As exuberant and demonstrative as she was, it was hard to believe that Julie Raines was a librarian. Indeed, she worked in the vast periodical section at the main branch of the Brooklyn Public Library.
I had, through an odd set of circumstances, read a scathing review in the Cleveland Plain Dealer, of a documentary, which I had seen and enjoyed. The reviewer had taken a very superficial view of the film and its subject matter – Cleveland’s criminal underworld – and had gone on and on about how the filmmaker had misrepresented that fair city. I had found the newspaper, left behind at a barbershop in Grand Central Station while I was waiting for a haircut, so it was only a day old. I immediately wrote a long, well-thought, balanced response and faxed it to the paper. Imagine my surprise when a friend in Cleveland called and asked me whether I was the same person who had written a rebuttal of the review for the op-ed section of the Plain Dealer. He sent me a copy, and they hadn’t changed or omitted a word. Not only that, but there had been a flurry of letters to the editor in the days after, taking up sides over the original review and my response.
How Julie Raines ever came across it, in the deluge of periodicals, I did not ask, but she wanted to know all about it, and she expressed that desire in a very enthusiastic and tactile way. Ariel rose from her seat and came over and put her arms around me, wobbling a little, unnecessarily staking her territory. I smiled warmly into her upturned face, and finished telling Julie how the article came to be. Ariel stepped meaningfully on my foot, and I used body language to steer the conversation in the physical direction of Dominic and Juniper. I kept up my side of the chat, long enough to not appear abrupt, gently put my hands on Ariel’s shoulders, and reminded her that I had to get up early for work, and shouldn’t we be going? In truth, Ariel had to be at work an hour before I did.
We said our good-nights and went out onto the sidewalk.
“Why do you even talk to her? You know I can’t stand her,” Ariel scowled, weaving. I held her up with an arm around her waist.
“She’s not a bad person, and besides, you’ve got nothing to be jealous of.”
I tried to kiss her, and she turned her head and lurched away.
“I’m not jealous, and besides, she likes you.” Her eyes were glassy, and her neck was becoming very elastic. “And besides, don’t end a sentence with a preposition.”

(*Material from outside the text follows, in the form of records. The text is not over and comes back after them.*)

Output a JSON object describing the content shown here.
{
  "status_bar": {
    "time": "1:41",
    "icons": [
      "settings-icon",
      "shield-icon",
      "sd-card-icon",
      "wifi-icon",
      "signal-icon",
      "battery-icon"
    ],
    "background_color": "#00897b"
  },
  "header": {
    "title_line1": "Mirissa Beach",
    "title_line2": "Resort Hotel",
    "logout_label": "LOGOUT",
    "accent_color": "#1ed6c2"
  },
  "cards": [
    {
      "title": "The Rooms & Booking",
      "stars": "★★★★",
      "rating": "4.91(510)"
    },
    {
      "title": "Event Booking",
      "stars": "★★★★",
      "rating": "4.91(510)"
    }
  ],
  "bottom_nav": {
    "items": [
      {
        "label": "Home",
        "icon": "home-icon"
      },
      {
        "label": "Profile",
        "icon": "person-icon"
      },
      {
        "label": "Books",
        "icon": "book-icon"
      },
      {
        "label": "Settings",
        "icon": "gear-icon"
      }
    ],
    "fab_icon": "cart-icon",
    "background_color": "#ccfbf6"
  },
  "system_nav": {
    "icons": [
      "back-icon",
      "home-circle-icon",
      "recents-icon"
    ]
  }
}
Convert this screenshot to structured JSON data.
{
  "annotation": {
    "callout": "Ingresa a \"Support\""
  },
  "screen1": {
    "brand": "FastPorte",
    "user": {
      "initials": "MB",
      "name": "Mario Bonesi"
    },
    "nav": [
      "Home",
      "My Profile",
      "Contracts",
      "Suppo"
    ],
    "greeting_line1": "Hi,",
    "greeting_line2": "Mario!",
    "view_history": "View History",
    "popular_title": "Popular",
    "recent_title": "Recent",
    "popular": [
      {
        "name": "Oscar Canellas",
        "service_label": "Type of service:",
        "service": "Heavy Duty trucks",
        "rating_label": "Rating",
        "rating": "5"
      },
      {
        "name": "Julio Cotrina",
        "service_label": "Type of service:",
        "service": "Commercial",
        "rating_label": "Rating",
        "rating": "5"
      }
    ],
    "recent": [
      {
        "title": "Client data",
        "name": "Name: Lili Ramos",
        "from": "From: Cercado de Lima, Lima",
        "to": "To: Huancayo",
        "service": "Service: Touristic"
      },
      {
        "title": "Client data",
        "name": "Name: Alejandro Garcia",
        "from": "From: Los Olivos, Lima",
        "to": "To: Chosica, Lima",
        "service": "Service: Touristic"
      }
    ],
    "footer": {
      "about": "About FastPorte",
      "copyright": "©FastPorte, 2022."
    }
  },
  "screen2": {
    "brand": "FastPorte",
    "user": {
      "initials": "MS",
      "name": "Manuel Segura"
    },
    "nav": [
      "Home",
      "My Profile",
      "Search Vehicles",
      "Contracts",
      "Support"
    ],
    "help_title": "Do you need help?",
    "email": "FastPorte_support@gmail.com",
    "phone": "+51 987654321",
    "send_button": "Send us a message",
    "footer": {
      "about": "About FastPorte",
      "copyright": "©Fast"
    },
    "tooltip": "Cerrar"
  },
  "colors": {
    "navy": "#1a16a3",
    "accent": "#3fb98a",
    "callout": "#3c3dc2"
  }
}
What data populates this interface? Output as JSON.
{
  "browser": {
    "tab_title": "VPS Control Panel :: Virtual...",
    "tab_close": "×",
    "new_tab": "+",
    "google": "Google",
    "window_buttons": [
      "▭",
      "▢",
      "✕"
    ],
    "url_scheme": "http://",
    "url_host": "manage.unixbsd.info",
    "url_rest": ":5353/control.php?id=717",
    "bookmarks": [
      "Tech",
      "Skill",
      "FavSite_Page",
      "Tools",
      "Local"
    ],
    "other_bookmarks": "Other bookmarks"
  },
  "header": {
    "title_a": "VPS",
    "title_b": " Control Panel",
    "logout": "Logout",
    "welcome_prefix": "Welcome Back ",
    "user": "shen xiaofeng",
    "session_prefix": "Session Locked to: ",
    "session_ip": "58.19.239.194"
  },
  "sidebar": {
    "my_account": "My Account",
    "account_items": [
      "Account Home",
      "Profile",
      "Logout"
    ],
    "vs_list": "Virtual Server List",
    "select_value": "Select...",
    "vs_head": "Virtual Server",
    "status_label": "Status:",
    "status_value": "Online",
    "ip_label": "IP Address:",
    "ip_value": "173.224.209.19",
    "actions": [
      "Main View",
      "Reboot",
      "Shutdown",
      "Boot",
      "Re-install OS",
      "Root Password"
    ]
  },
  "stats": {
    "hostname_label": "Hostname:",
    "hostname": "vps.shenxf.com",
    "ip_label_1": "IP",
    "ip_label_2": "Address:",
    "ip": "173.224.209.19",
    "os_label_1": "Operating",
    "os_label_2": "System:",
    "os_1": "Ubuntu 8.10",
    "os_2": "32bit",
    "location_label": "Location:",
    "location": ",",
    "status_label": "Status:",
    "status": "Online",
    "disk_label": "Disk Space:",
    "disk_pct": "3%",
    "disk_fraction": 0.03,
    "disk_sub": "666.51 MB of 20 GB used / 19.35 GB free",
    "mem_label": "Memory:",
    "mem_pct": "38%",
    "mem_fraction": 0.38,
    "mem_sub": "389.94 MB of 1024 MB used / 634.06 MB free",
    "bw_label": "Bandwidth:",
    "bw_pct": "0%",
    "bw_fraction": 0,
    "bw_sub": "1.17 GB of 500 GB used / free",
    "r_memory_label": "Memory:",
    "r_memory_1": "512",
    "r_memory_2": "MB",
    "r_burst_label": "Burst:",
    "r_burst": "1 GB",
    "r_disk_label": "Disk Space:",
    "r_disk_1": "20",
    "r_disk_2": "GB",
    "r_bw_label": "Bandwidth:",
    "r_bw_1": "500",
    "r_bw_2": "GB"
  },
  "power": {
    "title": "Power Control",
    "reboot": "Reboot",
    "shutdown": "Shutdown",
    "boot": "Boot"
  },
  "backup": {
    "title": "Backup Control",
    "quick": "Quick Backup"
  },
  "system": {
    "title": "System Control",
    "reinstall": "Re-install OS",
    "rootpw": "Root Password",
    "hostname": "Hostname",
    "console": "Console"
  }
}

She delivered the last sentence with a pronounced slur, and slid down onto the curb, her back against a lamppost. Her head bobbed down onto her knees, and her underwear was showing. The subway was out of the question, and I didn’t see a cab anywhere. We finally got one, and I lifted her into it and tossed her purse onto her lap. All the way home, her head lolled about, and she muttered non-sequiturs about my “utterly disgraceful grammar.” I helped her up the stairs, despite, as she plopped down on each landing, her decrying that she could do it herself. At our door, I chided, “No, no, honey, I’ve got the keys,” whereupon she vainly half-searched for her purse, which I was holding.
Once inside, I asked her if she had to pee. No, she didn’t, she said, and I sat her on the bed, knelt and took off her shoes.
“Oh, so now you’re trying to preposition me,” she mused, with half-closed eyes, awkwardly mussing my hair.
I tossed her legs onto the mattress and undressed her, kissed her lips and forehead, and called her silly.
“I’m not silly,” she murmured, and I shut off the light.
Before I joined her, I finished off the rest of my bourbon from behind the reference books and stuck the bottle in my knapsack, to get rid of on my way to work.
The next morning, I woke up before she did, and started making coffee. I heard her rummaging around in the bathroom, probably looking for the ibuprofin. I decided to test her knowledge of the previous night.
“So, Ariel, honey,” I called. “What did you think of the art last night?”
“What art?” was her response. “I mean, who the hell has a memorial on a Wednesday night? Don’t they know that some of us actually have jobs?”
I dug back into my memory of the night before, a little guiltily, to assess any true respects which we and our friends had paid to the life of a human being, who had passed from this earth. I could not recall any respect paid, but of that to ourselves.
Death, I thought, really is only for the living.